In realtà in territori diffusamente occupati da edifici, strade e piazze (come erano già allora quelli delle città), queste soluzioni di uso, recupero e riuso di ogni risorsa ancora vitale, a qualsiasi livello disponibile, sarebbero state troppo complicate da attuare. Soluzioni rese, oggi, ancora più impraticabili da un’economia impegnata non a razionalizzare le risorse, ma tormentata solo dall’ansia di riuscire a far crescere i consumi e di conseguenza a far crescere i relativi rifiuti. Diversamente dalle risorse, che vengono meno nei luoghi di provenienza, i rifiuti creano uno smisurato accumulo di materiale degradato, nei luoghi dei consumi. Un accumulo reso ingovernabile per la composizione (non differenziabile in modo affidabile) che lo caratterizza, ma ancor più per il suo carico di sostanze pericolose e nocive. I rifiuti che possono essere controllati con efficienza sono solo quelli presenti in quantità significative e selezionati nelle fasi di produzione di attività industriali o agricole.

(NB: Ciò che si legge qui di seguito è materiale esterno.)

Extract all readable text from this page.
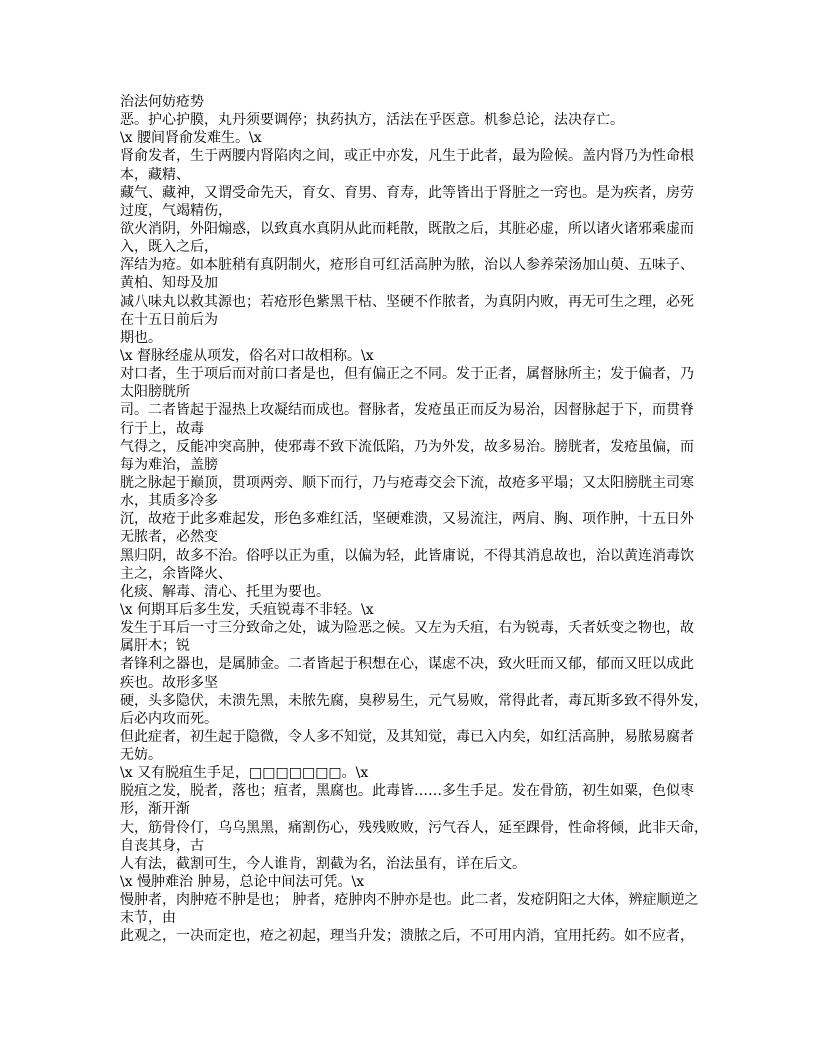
治法何妨疮势
恶。护心护膜，丸丹须要调停；执药执方，活法在乎医意。机参总论，法决存亡。
\x 腰间肾俞发难生。\x
肾俞发者，生于两腰内肾陷肉之间，或正中亦发，凡生于此者，最为险候。盖内肾乃为性命根
本，藏精、
藏气、藏神，又谓受命先天，育女、育男、育寿，此等皆出于肾脏之一窍也。是为疾者，房劳
过度，气竭精伤，
欲火消阴，外阳煽惑，以致真水真阴从此而耗散，既散之后，其脏必虚，所以诸火诸邪乘虚而
入，既入之后，
浑结为疮。如本脏稍有真阴制火，疮形自可红活高肿为脓，治以人参养荣汤加山萸、五味子、
黄柏、知母及加
减八味丸以救其源也；若疮形色紫黑干枯、坚硬不作脓者，为真阴内败，再无可生之理，必死
在十五日前后为
期也。
\x 督脉经虚从项发，俗名对口故相称。\x
对口者，生于项后而对前口者是也，但有偏正之不同。发于正者，属督脉所主；发于偏者，乃
太阳膀胱所
司。二者皆起于湿热上攻凝结而成也。督脉者，发疮虽正而反为易治，因督脉起于下，而贯脊
行于上，故毒
气得之，反能冲突高肿，使邪毒不致下流低陷，乃为外发，故多易治。膀胱者，发疮虽偏，而
每为难治，盖膀
胱之脉起于巅顶，贯项两旁、顺下而行，乃与疮毒交会下流，故疮多平塌；又太阳膀胱主司寒
水，其质多冷多
沉，故疮于此多难起发，形色多难红活，坚硬难溃，又易流注，两肩、胸、项作肿，十五日外
无脓者，必然变
黑归阴，故多不治。俗呼以正为重，以偏为轻，此皆庸说，不得其消息故也，治以黄连消毒饮
主之，余皆降火、
化痰、解毒、清心、托里为要也。
\x 何期耳后多生发，夭疽锐毒不非轻。\x
发生于耳后一寸三分致命之处，诚为险恶之候。又左为夭疽，右为锐毒，夭者妖变之物也，故
属肝木；锐
者锋利之器也，是属肺金。二者皆起于积想在心，谋虑不决，致火旺而又郁，郁而又旺以成此
疾也。故形多坚
硬，头多隐伏，未溃先黑，未脓先腐，臭秽易生，元气易败，常得此者，毒瓦斯多致不得外发，
后必内攻而死。
但此症者，初生起于隐微，令人多不知觉，及其知觉，毒已入内矣，如红活高肿，易脓易腐者
无妨。
\x 又有脱疽生手足，□□□□□□□。\x
脱疽之发，脱者，落也；疽者，黑腐也。此毒皆……多生手足。发在骨筋，初生如粟，色似枣
形，渐开渐
大，筋骨伶仃，乌乌黑黑，痛割伤心，残残败败，污气吞人，延至踝骨，性命将倾，此非天命，
自丧其身，古
人有法，截割可生，今人谁肯，割截为名，治法虽有，详在后文。
\x 慢肿难治 肿易，总论中间法可凭。\x
慢肿者，肉肿疮不肿是也； 肿者，疮肿肉不肿亦是也。此二者，发疮阴阳之大体，辨症顺逆之
末节，由
此观之，一决而定也，疮之初起，理当升发；溃脓之后，不可用内消，宜用托药。如不应者，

La raccolta differenziata dei rifiuti urbani è, invece, affidata solo al senso di responsabilità dei cittadini e non offre, ancora oggi, sufficienti garanzie (per esempio i rifiuti organici, virtualmente ancora riciclabili, possono contenere, farmaci, liquidi per l’igiene della casa, frammenti di metalli e di vetro che, consegnati, anche inavvertitamente, alla raccolta dell’organico, possono rendere pericoloso e nocivo il prodotto ottenuto dal riciclo se destinato ad un uso agricolo ).
Garantire buona qualità e quantità gestibili di rifiuti è stato un’irriducibile problema delle città già nel recente passato e tanto più lo è oggi: non si tratta solo di curare un formale decoro del territorio e l’ordine delle cose per un’organizzazione razionale della vita civile, ma si tratta, soprattutto, di garantire la fondamentale igiene dei luoghi e la buona salute dei loro abitanti con misure preventive che li mettano in condizioni di sicurezza. I rifiuti non sono solo sgraditi agli occhi e sgradevoli all’odorato, ma rischiano anche di trasformarsi in minacciose cause, dirette ed indirette, di gravi infezioni ambientali, individuali ed epidemiche.

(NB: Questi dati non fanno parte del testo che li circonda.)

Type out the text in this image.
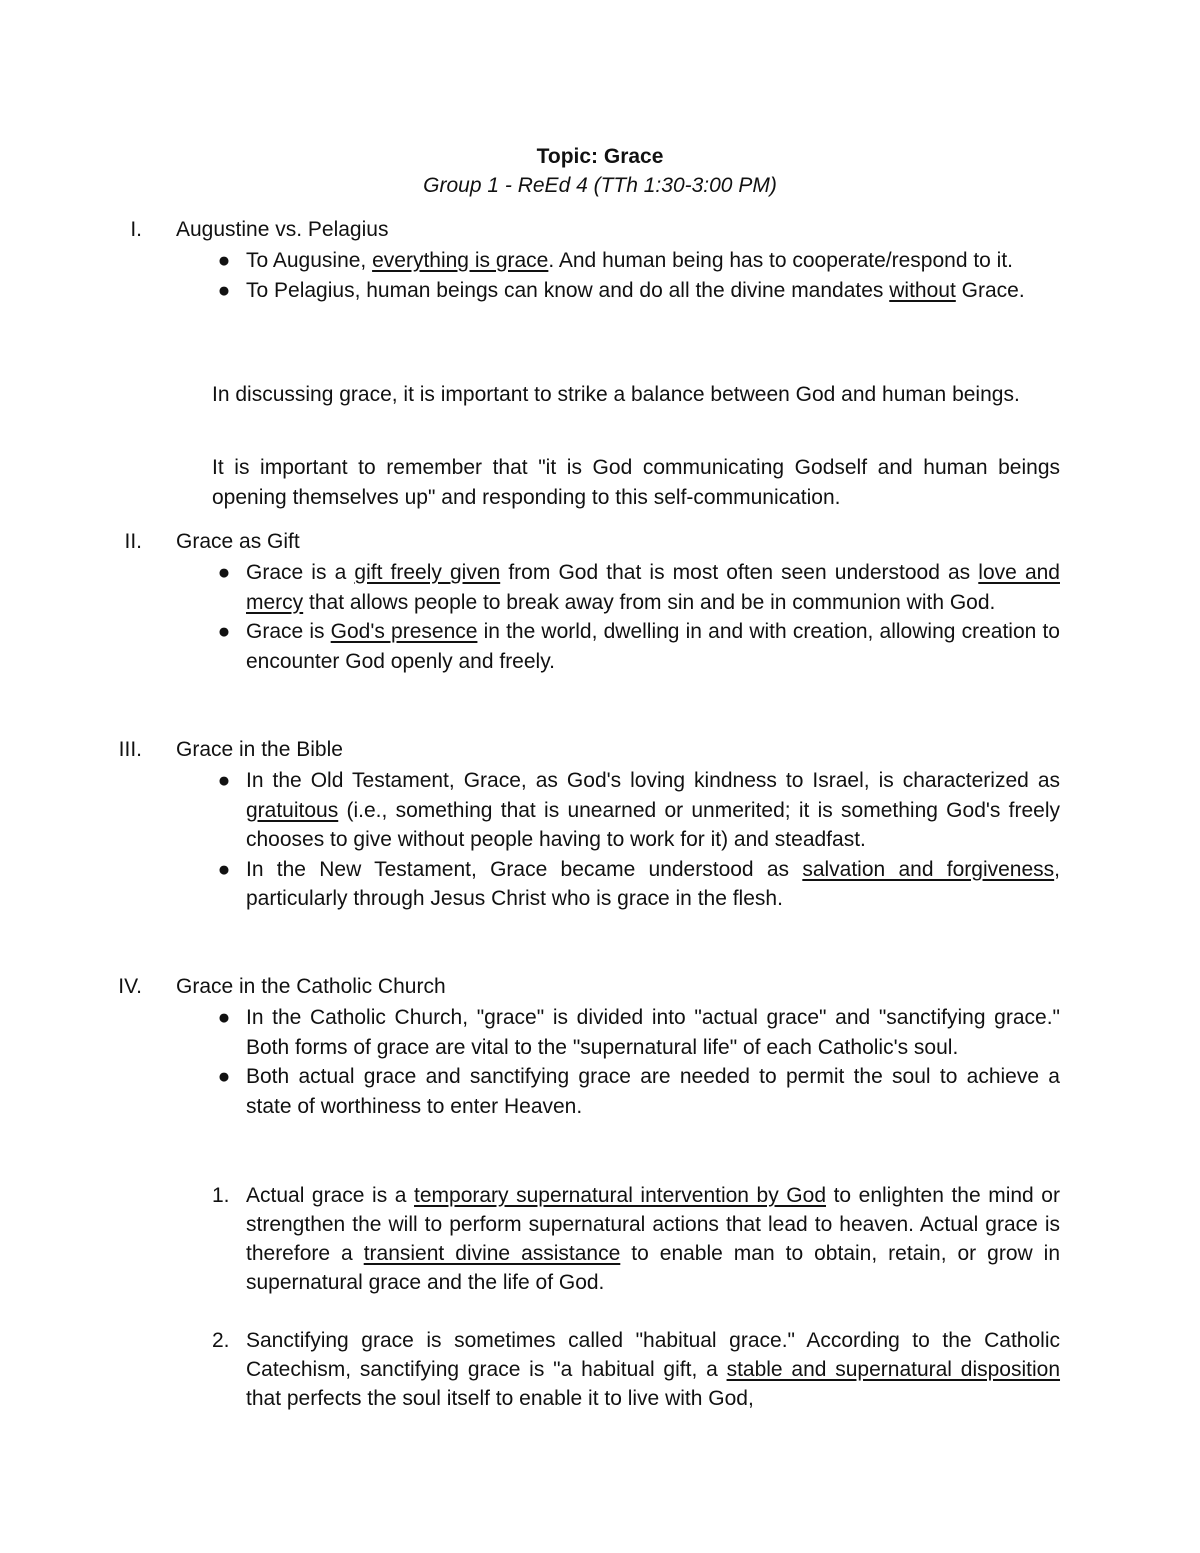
Topic: Grace
Group 1 - ReEd 4 (TTh 1:30-3:00 PM)
I. Augustine vs. Pelagius
● To Augusine, everything is grace. And human being has to cooperate/respond to it.
● To Pelagius, human beings can know and do all the divine mandates without Grace.
In discussing grace, it is important to strike a balance between God and human beings.
It is important to remember that "it is God communicating Godself and human beings opening themselves up" and responding to this self-communication.
II. Grace as Gift
● Grace is a gift freely given from God that is most often seen understood as love and mercy that allows people to break away from sin and be in communion with God.
● Grace is God's presence in the world, dwelling in and with creation, allowing creation to encounter God openly and freely.
III. Grace in the Bible
● In the Old Testament, Grace, as God's loving kindness to Israel, is characterized as gratuitous (i.e., something that is unearned or unmerited; it is something God's freely chooses to give without people having to work for it) and steadfast.
● In the New Testament, Grace became understood as salvation and forgiveness, particularly through Jesus Christ who is grace in the flesh.
IV. Grace in the Catholic Church
● In the Catholic Church, "grace" is divided into "actual grace" and "sanctifying grace." Both forms of grace are vital to the "supernatural life" of each Catholic's soul.
● Both actual grace and sanctifying grace are needed to permit the soul to achieve a state of worthiness to enter Heaven.
1. Actual grace is a temporary supernatural intervention by God to enlighten the mind or strengthen the will to perform supernatural actions that lead to heaven. Actual grace is therefore a transient divine assistance to enable man to obtain, retain, or grow in supernatural grace and the life of God.
2. Sanctifying grace is sometimes called "habitual grace." According to the Catholic Catechism, sanctifying grace is "a habitual gift, a stable and supernatural disposition that perfects the soul itself to enable it to live with God,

Rifiuti maltrattati predispongono a trasformare gli ambienti in fonti di infezioni e i loro occupanti in veicoli di diffusione di patologie virali e batteriche. Pericolo, questo, sicuramente presente fino ad alcuni nostri decenni fa, ma che, ancora oggi, minaccia diverse regioni del mondo (a volte anche perché trasformate in discariche locali invase da consumi globali). Pericolo che ha favorito (con una continuità che arriva fino ai nostri giorni) scelte disastrose e ingestibili, per un’ingannevole immediatezza delle soluzioni che tali scelte sembravano offrire, ma che si sono rivelate, poi, del tutto inadeguate, se non anche subdolamente preordinate, e forse non valutate nella reale dimensione delle loro, spesso irrimediabili, conseguenze.
Non è una soluzione, infatti, la pratica di confinare crescenti quantità, di materiale indifferenziato, in discariche che pur possono apparire quasi «naturalmente» predisposte ad accogliere i nostri rifiuti (cave, luoghi comunque non in vista, anche se poi i loro miasmi ne rendono immediata individuazione). Che le discariche, poi, fossero destinate a riempirsi era prevedibile e previsto, ma non si immaginava, forse, che tutto potesse avvenire con tanta velocità da saturare, nel corso di qualche decennio, tutte le aree disponibili. I rifiuti, che sono stati così accumulati, oggi non si presentano come problemi a basso impatto (solo da consegnare ad un futuro molto lontano), che potevano essere considerati, pur egoisticamente, un problema di altre generazioni e che, comunque, sarebbero stati risolti da future ed efficaci nuove tecnologie.